1. A grating waveguide multi-microchannel detection system, comprising: microfluidic chips, microscopes, measurement devices and analysis devices; it is characterized in that the preparation method is characterized in that,

2. The system as claimed in claim 1, wherein the grating waveguide set comprises a second number of mutually parallel grating waveguides for guiding light into the microchannel, the width of the grating waveguides being 300-600 nm.

3. The system of claim 1, wherein the index of refraction of the waveguide layer is 1.75-2.2.

4. The system of claims 2-4, wherein the waveguide layer has a thickness of 150nm to 1000 nm.
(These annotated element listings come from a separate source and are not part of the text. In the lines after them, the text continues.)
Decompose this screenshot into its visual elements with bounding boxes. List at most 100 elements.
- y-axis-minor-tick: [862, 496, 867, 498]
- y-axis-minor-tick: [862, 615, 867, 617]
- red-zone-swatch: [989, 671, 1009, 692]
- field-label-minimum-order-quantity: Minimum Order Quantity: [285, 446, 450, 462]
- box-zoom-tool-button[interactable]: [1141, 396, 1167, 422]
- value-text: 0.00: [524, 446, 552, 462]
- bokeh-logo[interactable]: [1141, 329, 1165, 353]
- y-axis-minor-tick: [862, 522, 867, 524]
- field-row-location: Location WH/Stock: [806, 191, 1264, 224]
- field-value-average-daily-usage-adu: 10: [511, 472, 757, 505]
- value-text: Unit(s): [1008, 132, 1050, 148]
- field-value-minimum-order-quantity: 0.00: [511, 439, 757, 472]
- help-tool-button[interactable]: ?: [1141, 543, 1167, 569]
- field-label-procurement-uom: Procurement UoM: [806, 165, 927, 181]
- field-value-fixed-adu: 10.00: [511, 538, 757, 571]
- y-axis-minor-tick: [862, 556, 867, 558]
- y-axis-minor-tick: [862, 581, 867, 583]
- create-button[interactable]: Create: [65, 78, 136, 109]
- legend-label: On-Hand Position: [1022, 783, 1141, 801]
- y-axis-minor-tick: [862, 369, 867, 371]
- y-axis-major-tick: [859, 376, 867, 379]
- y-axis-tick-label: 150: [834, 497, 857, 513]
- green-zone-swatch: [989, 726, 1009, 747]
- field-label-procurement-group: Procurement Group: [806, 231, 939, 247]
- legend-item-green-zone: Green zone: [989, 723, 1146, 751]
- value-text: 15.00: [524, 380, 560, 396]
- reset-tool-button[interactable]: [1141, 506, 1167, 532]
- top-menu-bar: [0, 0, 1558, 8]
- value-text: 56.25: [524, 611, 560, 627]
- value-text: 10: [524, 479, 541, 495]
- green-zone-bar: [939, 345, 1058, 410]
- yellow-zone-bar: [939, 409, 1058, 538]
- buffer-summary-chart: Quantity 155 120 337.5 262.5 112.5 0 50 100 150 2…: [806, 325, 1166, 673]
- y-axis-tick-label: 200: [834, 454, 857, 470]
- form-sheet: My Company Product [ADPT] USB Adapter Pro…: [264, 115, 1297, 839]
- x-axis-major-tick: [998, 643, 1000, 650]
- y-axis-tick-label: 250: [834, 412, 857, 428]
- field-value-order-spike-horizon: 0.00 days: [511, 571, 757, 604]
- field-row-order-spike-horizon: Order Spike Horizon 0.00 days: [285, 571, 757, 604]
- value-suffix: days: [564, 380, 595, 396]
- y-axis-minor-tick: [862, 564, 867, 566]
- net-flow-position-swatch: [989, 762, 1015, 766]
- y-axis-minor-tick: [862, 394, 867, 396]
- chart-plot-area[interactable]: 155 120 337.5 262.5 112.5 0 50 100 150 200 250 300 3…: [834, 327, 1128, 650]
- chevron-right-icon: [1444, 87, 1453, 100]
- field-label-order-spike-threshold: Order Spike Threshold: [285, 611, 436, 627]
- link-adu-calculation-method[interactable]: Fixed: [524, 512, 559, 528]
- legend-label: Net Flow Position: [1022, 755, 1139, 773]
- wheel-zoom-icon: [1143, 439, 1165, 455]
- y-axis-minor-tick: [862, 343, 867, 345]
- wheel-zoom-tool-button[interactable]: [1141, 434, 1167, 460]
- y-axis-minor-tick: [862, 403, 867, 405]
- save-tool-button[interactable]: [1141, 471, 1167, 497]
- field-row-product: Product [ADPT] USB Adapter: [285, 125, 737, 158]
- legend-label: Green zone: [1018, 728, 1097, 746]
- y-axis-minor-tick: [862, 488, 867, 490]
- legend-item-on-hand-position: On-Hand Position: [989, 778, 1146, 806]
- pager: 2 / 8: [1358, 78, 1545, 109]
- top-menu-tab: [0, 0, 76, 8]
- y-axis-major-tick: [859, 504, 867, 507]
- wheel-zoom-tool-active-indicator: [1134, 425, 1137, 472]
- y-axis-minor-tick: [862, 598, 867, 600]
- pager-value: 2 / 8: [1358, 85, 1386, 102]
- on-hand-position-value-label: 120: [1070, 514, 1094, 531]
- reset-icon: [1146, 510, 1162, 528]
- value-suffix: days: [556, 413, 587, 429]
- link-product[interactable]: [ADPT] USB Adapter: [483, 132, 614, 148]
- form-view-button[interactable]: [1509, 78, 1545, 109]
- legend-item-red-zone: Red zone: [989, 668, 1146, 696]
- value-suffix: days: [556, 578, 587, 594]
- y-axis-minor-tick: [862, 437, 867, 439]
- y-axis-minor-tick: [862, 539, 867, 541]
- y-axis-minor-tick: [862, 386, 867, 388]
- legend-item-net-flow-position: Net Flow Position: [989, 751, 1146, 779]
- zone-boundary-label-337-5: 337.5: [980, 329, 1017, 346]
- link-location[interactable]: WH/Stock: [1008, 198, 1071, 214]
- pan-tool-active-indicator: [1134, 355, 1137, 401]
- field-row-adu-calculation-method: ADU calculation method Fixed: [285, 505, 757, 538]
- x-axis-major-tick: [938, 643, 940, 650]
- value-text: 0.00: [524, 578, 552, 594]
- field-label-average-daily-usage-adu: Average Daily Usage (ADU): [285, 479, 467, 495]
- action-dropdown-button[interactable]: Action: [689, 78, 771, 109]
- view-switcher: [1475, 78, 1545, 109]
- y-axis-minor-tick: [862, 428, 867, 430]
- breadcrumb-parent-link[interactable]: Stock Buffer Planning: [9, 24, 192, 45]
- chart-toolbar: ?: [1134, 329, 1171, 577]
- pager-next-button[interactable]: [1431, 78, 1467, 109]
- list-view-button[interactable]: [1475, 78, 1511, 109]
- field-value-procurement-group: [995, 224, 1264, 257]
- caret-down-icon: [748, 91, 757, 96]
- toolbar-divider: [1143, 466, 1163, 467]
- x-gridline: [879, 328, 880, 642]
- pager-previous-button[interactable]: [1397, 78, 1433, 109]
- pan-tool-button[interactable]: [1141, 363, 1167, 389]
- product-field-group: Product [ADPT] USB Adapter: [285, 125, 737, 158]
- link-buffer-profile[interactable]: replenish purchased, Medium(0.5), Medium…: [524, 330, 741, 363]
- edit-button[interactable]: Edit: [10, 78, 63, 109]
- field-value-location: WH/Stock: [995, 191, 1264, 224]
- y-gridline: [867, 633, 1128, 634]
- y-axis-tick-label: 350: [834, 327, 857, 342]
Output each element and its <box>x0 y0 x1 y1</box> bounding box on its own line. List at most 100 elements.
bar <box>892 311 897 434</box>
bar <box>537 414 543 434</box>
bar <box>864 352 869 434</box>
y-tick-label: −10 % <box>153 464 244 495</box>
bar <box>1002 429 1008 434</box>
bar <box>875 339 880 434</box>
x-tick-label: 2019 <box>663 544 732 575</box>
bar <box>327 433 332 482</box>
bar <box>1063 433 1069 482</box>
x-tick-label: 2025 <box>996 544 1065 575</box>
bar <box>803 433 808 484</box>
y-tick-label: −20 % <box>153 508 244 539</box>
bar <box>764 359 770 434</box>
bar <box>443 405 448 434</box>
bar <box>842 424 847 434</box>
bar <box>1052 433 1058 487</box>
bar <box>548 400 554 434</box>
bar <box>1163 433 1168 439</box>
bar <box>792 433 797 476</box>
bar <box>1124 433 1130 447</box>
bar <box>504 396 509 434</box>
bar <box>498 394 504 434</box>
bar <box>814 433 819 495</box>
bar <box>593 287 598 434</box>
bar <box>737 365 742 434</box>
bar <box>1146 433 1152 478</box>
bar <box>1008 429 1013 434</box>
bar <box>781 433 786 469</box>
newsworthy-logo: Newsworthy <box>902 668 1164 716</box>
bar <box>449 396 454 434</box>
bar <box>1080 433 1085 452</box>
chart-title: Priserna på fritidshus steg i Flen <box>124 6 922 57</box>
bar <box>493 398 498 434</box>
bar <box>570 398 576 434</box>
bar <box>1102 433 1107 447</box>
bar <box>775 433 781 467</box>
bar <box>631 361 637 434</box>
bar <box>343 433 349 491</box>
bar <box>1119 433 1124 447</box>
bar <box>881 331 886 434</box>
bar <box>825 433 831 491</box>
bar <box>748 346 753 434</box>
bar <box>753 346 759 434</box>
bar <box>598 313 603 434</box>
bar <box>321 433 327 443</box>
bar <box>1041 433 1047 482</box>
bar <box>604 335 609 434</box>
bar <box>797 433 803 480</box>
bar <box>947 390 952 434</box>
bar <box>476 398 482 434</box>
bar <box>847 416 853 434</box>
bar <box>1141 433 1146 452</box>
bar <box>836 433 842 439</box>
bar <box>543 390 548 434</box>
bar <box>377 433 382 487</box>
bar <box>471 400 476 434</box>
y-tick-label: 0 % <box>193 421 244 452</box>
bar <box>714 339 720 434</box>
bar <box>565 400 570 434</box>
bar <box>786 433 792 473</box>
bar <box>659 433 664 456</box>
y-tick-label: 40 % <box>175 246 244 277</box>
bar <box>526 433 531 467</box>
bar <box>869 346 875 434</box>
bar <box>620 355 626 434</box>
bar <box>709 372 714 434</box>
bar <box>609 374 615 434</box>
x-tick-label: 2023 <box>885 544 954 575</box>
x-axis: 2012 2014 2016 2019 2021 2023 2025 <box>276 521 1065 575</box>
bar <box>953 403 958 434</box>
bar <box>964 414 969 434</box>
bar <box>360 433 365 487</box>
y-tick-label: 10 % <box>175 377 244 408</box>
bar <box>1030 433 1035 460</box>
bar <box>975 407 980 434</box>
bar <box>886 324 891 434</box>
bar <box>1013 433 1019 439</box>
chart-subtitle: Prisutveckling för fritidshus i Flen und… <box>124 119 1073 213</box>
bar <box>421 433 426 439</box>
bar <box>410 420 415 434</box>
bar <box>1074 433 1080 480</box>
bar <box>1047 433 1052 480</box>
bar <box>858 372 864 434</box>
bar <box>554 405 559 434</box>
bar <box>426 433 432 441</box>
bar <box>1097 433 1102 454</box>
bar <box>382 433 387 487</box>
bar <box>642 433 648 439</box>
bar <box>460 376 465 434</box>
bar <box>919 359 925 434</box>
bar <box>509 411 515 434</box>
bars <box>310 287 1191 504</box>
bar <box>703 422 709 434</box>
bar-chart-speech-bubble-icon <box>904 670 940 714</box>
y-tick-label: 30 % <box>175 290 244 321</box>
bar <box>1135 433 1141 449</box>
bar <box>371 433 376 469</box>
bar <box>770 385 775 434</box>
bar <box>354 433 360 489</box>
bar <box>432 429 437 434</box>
5. The system of claim 1, further comprising a light guide structure optically coupled to the set of grating waveguides.

6. The system of claim 5, wherein the light directing structure comprises a light splitting structure.

7. The system of claim 6, wherein the light splitting structure is configured to extract a second quantity of the second guided light upwardly from a second quantity of the first guided light.

8. The system of claim 1, wherein the grating waveguide is a coupled grating waveguide;

9. The system of claim 1, wherein the index of refraction of the waveguide layer is 1.75-2.2.